Since 99% of reefers aren't running their lighting at 5000-6000 Kelvin it's difficult to make that comparison of lux readings at the water's surface in nature.

Finally! All this talk of lux and watts was making the vein in my forehead bulge a bit. PAR and more importantly, PUR, are much better measures of what I am interested in when determining what my corals need. These may be a bit more costly to measure accurately, but lux is a measure of what I SEE, not what the photosymbionts in my corals USE. Human eyes just don't perceive the most important wavelengths involved in photosynthesis very well.
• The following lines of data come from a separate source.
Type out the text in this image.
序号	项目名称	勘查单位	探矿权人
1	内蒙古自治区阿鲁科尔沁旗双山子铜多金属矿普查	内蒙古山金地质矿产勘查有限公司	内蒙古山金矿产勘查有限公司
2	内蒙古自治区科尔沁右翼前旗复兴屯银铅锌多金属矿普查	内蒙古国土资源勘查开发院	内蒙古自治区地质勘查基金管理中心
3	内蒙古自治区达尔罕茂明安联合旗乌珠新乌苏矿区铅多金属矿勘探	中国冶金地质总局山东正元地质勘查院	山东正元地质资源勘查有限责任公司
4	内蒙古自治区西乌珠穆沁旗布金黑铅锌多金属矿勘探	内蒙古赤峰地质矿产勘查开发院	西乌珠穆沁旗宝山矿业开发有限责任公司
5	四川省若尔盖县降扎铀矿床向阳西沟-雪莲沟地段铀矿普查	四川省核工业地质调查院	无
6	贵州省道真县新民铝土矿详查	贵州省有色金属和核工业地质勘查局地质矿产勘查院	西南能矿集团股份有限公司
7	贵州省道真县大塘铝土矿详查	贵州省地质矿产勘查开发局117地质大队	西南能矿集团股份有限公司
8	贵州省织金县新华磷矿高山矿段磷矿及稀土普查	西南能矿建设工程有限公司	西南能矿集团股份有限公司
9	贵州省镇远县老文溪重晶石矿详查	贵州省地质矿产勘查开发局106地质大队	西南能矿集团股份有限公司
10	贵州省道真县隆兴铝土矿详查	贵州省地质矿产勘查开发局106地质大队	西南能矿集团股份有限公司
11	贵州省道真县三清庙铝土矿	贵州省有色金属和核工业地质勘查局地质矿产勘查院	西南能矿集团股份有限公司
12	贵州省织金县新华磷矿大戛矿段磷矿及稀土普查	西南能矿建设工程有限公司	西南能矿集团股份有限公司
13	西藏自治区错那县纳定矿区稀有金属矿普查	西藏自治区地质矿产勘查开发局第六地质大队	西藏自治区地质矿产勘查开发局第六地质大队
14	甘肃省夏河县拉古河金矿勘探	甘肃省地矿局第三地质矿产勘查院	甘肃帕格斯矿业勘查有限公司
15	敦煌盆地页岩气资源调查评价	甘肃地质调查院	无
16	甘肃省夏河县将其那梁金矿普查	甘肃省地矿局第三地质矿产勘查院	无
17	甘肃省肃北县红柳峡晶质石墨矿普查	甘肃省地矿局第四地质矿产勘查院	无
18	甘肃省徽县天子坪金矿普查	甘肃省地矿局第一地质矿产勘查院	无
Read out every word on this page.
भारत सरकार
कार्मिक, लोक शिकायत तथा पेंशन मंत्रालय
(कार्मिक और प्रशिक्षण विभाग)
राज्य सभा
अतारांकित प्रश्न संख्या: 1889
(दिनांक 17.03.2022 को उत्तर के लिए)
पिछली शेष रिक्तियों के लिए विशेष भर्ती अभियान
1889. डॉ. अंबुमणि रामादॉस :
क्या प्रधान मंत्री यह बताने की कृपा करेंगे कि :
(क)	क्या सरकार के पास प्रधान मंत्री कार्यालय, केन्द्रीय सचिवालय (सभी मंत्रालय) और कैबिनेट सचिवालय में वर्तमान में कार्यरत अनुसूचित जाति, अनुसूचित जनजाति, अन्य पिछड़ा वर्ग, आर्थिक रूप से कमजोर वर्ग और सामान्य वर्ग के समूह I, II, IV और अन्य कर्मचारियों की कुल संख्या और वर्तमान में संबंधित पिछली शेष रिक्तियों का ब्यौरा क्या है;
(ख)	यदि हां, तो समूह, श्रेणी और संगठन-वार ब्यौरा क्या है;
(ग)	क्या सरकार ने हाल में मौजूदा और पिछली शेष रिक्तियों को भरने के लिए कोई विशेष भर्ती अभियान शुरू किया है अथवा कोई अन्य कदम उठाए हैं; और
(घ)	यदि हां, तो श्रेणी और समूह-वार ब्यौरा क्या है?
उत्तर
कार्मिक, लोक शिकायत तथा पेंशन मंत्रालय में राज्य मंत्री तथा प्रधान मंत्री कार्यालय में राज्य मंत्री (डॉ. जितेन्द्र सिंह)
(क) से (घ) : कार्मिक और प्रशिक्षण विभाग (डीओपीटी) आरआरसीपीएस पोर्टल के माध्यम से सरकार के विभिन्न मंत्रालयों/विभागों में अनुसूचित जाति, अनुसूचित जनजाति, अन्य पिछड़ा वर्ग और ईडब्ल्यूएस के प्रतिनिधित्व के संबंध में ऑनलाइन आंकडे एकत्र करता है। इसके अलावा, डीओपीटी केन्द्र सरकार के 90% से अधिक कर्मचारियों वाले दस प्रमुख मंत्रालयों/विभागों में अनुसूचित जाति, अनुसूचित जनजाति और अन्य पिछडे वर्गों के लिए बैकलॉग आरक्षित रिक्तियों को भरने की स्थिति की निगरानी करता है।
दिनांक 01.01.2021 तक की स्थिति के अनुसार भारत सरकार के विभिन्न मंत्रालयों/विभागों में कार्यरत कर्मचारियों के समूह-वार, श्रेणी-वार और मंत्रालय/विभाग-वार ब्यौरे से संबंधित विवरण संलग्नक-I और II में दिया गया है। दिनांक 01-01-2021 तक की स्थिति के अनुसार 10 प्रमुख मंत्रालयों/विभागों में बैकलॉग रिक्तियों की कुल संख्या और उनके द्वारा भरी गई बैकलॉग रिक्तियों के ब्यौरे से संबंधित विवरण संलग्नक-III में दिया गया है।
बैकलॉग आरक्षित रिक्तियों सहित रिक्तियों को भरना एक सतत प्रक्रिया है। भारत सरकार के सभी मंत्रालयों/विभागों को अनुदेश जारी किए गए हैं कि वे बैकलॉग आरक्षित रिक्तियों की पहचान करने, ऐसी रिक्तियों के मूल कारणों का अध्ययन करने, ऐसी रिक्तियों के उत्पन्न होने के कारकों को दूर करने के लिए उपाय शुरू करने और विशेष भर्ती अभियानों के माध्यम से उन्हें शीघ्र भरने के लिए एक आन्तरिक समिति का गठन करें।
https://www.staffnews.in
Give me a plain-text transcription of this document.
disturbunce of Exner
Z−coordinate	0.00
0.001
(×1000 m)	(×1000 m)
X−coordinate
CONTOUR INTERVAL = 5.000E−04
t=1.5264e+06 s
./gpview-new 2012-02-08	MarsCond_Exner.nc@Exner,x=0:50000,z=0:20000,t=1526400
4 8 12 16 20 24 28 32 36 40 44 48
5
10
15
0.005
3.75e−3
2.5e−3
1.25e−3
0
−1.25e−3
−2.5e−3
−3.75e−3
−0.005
I could have a poorly designed, high lux fixture that doesn't hit the PUR values my stick babies need. I do follow the logic and wisdom shared in this discussion, but oversimplifying the issue can mislead some folks.
 
An iPhone has a free lux app. It's identical to my Milwaukee lux meter if you're wanting to go that route. I've seen it mentioned that if you divide lux by 50 you get a crude estimate of par.
 
There are a dozen or more lux : PAR conversion factors that have been published. There isn't a ton of variance between conversion factors known so far.
 
My luck with the lux apps has been mixed. Some have worked for me, but not for others. I think some apps can't control the aperture correctly on some cameras and end up with low or variable readings. Just be aware and try another app if you get weird readings. (A $15 handheld meter may be worth it.)